# 0. imports

In [1]:
import yaml
import pathlib
import time

import torch
import torch.nn

import mnn.vision.image_size
import mnn.vision.models.vision_transformer.encoder.config as mnn_encoder_config
import mnn.vision.config as mnn_config
from mnn.vision.models.vision_transformer.e2e import MyVisionTransformer
from mnn.vision.models.vision_transformer.tasks.object_detection import (
    ObjectDetectionOrdinalHead,
)

# 1. UTILITIES


In [2]:
def inference_test(image: torch.Tensor, model: torch.nn.Module):
    t0 = time.time()
    output = model(image)
    t1 = time.time()
    print("Time taken:", t1 - t0, "seconds")
    print("Model's output shape:", output.shape)
    traced_model = torch.jit.trace(model.forward, image, check_trace=True, strict=True)
    return traced_model


def count_parameters(model):
    return sum(p.numel() for p in model.parameters() if p.requires_grad)
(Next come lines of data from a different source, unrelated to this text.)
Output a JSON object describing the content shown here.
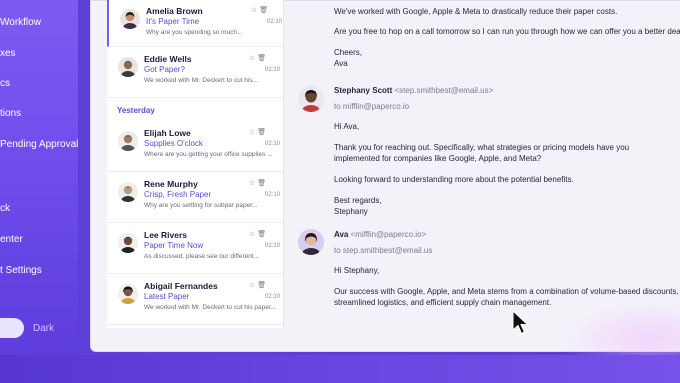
{
  "sidebar": {
    "items": [
      {
        "label": "Workflow"
      },
      {
        "label": "xes"
      },
      {
        "label": "cs"
      },
      {
        "label": "tions"
      },
      {
        "label": "Pending Approval"
      },
      {
        "label": "ck"
      },
      {
        "label": "enter"
      },
      {
        "label": "t Settings"
      }
    ],
    "theme_toggle": {
      "label": "Dark"
    }
  },
  "mail_list": {
    "day_header": "Yesterday",
    "items": [
      {
        "name": "Amelia Brown",
        "subject": "It's Paper Time",
        "preview": "Why are you spending so much...",
        "time": "02:10",
        "avatar_color": "#c98b6a",
        "active": true
      },
      {
        "name": "Eddie Wells",
        "subject": "Got Paper?",
        "preview": "We worked with Mr. Deckert to cut his...",
        "time": "02:10",
        "avatar_color": "#8a6a55"
      },
      {
        "name": "Elijah Lowe",
        "subject": "Supplies O'clock",
        "preview": "Where are you getting your office supplies ...",
        "time": "02:10",
        "avatar_color": "#9a7b68"
      },
      {
        "name": "Rene Murphy",
        "subject": "Crisp, Fresh Paper",
        "preview": "Why are you settling for subpar paper...",
        "time": "02:10",
        "avatar_color": "#b99a84"
      },
      {
        "name": "Lee Rivers",
        "subject": "Paper Time Now",
        "preview": "As discussed, please see our different...",
        "time": "02:10",
        "avatar_color": "#6e4a38"
      },
      {
        "name": "Abigail Fernandes",
        "subject": "Latest Paper",
        "preview": "We worked with Mr. Deckert to cut his paper...",
        "time": "02:10",
        "avatar_color": "#7a5440"
      }
    ]
  },
  "reading_pane": {
    "prev_lines": [
      "We've worked with Google, Apple & Meta to drastically reduce their paper costs.",
      "Are you free to hop on a call tomorrow so I can run you through how we can offer you a better deal?",
      "Cheers,",
      "Ava"
    ],
    "message1": {
      "sender_name": "Stephany Scott",
      "sender_email": "<step.smithbest@email.us>",
      "to": "to mifflin@paperco.io",
      "greeting": "Hi Ava,",
      "body_lines": [
        "Thank you for reaching out. Specifically, what strategies or pricing models have you",
        "implemented for companies like Google, Apple, and Meta?",
        "Looking forward to understanding more about the potential benefits.",
        "Best regards,",
        "Stephany"
      ]
    },
    "message2": {
      "sender_name": "Ava",
      "sender_email": "<mifflin@paperco.io>",
      "to": "to step.smithbest@email.us",
      "greeting": "Hi Stephany,",
      "body_lines": [
        "Our success with Google, Apple, and Meta stems from a combination of volume-based discounts,",
        "streamlined logistics, and efficient supply chain management."
      ]
    }
  },
  "colors": {
    "accent": "#6a49ea",
    "subject": "#5a4fd0"
  }
}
def read_yaml_file(file_path: pathlib.Path) -> dict:
    with file_path.open(mode="r") as f:
        # Python 3.11 need Loader
        return yaml.load(f, Loader=yaml.FullLoader)

# 3. MODEL DEFINITION


## 3.1 Configuration

In [8]:
""" CONFIGURATION """
def load_model_config(yaml_path: pathlib.Path):
    model_config_as_dict = read_yaml_file(yaml_path)
    model_config = mnn_encoder_config.MyBackboneVitConfiguration.from_dict(
        model_config_as_dict["network"]["backbone"]
    )
    encoder_config = model_config.encoder_config
    head_config = mnn_encoder_config.VisionTransformerEncoderConfiguration.from_dict(
        model_config_as_dict["network"]["head"]["VisionTransformerHead"]
    )
    return model_config, encoder_config, head_config

def load_hyperparameters_config(yaml_path: pathlib.Path):
    hyperparameters_config_as_dict = read_yaml_file(yaml_path)
    hyperparameters_config = mnn_config.HyperparametersConfiguration.from_dict(hyperparameters_config_as_dict)
    return hyperparameters_config


model_config, encoder_config, head_config = load_model_config(pathlib.Path("model.yaml"))
hyperparameters_config = load_hyperparameters_config(pathlib.Path("hyperparameters.yaml"))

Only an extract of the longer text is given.